Die Entwicklung im Bereich der Biotechnologie eröffnet ständig neue Möglichkeiten, und mit diesen wächst im Gesundheitswesen die Gefahr einer Apartheidpolitik. Die Vereinigten Staaten wollen die Forschung an menschlichen Embryonenzellen fortan mit öffentlichen Mitteln fördern. Aber nicht allein die wissenschaftliche Instrumentalisierung dieser Zellen ist problematisch; hinter diesem Forschungsgebiet verbergen sich zahlreiche ökonomische und soziale Implikationen.

Von JEAN-PIERRE PAPART, PHILIPPE CASTONAY und DOMINIQUE FROIDEVAUX *

ZUM Ende des Jahrhunderts sind diejenigen, die am Wirtschaftssystem partizipieren, also der zahlungskräftige Teil der Menschheit, praktisch mit allen Industrieprodukten der Warenwelt versorgt, und niemand träumt heute mehr davon, für eine große Mehrheit der Menschen die Nachfrage anzukurbeln, denn es ist offensichtlich, daß eine Universalisierung des westlichen Konsumstils die Umwelt in solchem Ausmaße zerstören würde, daß selbst für die privilegierte Minderheit jede Lebensqualität vernichtet würde.

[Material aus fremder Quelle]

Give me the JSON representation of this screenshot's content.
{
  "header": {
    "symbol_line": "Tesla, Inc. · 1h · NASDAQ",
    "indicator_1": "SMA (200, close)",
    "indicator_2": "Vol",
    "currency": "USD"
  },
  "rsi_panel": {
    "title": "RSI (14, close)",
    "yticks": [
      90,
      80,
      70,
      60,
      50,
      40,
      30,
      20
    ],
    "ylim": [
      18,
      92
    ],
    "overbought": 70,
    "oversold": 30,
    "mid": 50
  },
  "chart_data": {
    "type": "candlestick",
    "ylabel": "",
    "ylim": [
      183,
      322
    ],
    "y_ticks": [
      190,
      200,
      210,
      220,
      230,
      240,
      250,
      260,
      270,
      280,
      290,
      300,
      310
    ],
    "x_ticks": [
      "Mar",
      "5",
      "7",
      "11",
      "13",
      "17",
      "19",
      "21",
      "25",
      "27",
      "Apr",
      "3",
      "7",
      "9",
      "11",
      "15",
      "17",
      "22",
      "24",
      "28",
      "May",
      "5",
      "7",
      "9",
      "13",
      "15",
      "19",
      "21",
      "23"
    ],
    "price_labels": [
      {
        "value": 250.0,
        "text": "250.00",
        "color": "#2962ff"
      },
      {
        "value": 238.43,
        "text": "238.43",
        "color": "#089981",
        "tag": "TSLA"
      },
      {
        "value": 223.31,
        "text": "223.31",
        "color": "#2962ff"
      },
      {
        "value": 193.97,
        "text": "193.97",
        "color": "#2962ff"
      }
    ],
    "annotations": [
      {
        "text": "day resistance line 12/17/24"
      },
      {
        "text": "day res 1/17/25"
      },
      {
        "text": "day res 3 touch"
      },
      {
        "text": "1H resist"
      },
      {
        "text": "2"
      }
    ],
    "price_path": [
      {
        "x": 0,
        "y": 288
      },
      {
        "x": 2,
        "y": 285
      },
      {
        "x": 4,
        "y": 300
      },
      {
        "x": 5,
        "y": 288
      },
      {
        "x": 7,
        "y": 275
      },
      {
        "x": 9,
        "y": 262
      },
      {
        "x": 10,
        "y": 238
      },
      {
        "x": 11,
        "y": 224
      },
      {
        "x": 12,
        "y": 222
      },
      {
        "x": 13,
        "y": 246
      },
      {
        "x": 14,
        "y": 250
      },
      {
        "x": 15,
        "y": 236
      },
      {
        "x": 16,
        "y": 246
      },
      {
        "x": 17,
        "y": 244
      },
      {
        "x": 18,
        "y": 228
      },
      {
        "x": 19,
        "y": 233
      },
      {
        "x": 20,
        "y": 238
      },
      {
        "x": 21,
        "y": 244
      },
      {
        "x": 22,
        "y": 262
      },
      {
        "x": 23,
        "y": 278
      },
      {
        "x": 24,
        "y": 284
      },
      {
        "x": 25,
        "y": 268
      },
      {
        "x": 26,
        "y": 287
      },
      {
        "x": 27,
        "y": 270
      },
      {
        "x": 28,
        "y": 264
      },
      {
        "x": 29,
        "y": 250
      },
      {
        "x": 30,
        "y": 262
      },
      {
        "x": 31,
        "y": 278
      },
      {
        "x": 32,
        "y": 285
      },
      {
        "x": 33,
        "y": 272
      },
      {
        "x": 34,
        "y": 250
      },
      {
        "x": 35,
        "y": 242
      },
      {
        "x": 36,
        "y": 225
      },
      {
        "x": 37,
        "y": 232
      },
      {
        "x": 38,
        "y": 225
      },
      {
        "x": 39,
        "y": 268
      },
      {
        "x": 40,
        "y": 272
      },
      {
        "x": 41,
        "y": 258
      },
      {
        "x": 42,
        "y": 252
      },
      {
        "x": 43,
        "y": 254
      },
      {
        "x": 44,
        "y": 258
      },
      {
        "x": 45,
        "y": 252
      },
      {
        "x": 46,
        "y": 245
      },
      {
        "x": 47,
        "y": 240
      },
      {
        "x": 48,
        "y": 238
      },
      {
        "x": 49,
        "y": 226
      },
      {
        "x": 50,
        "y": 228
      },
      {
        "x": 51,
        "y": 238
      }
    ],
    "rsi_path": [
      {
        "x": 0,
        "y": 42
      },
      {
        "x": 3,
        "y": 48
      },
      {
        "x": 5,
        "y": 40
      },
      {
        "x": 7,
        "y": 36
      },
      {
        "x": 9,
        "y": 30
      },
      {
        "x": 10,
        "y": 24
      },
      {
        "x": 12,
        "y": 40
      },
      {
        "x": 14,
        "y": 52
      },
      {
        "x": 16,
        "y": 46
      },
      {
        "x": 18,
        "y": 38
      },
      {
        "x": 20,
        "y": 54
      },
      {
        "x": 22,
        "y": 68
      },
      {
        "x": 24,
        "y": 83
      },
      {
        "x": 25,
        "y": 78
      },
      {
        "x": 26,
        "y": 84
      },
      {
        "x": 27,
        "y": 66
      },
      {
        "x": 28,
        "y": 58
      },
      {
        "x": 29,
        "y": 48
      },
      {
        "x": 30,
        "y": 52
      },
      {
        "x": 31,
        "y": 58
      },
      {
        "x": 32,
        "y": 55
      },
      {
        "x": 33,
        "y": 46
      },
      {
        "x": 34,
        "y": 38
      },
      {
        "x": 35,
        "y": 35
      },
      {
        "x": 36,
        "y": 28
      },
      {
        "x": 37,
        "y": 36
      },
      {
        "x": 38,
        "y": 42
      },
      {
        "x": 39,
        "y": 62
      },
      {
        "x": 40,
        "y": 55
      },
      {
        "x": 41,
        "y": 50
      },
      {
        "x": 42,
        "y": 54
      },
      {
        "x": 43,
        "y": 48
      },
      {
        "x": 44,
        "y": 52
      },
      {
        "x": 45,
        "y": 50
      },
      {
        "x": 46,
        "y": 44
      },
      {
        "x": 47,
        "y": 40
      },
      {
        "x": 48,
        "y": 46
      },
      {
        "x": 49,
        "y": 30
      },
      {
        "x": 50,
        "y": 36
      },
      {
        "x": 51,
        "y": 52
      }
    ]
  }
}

Für die Führungsetagen der Firmen geht es folglich heute um die Schaffung eines neuen Angebotes. Alles weist darauf hin, daß dieses weniger in den Informations- denn in den Biotechnologien zu finden ist. Die Gesundheit könnte das Handelsprodukt der Zukunft werden.

Das neue Gesundheitsparadigma, so wie es der bisherige Generaldirektor der Weltgesundheitsorganisation (WHO), Hiroshi Nakajima, als wünschenswert formuliert hat, versteht sich wie folgt: Die Gesundheit muß von der Peripherie ins Zentrum der Wirtschaft gerückt werden.1 Während sie in den vergangenen dreißig Jahren die Reparaturwerkstatt des menschlichen Produktionsapparats war, soll sie nun zur vollberechtigten Handelsware avancieren und zum Konsumgut werden.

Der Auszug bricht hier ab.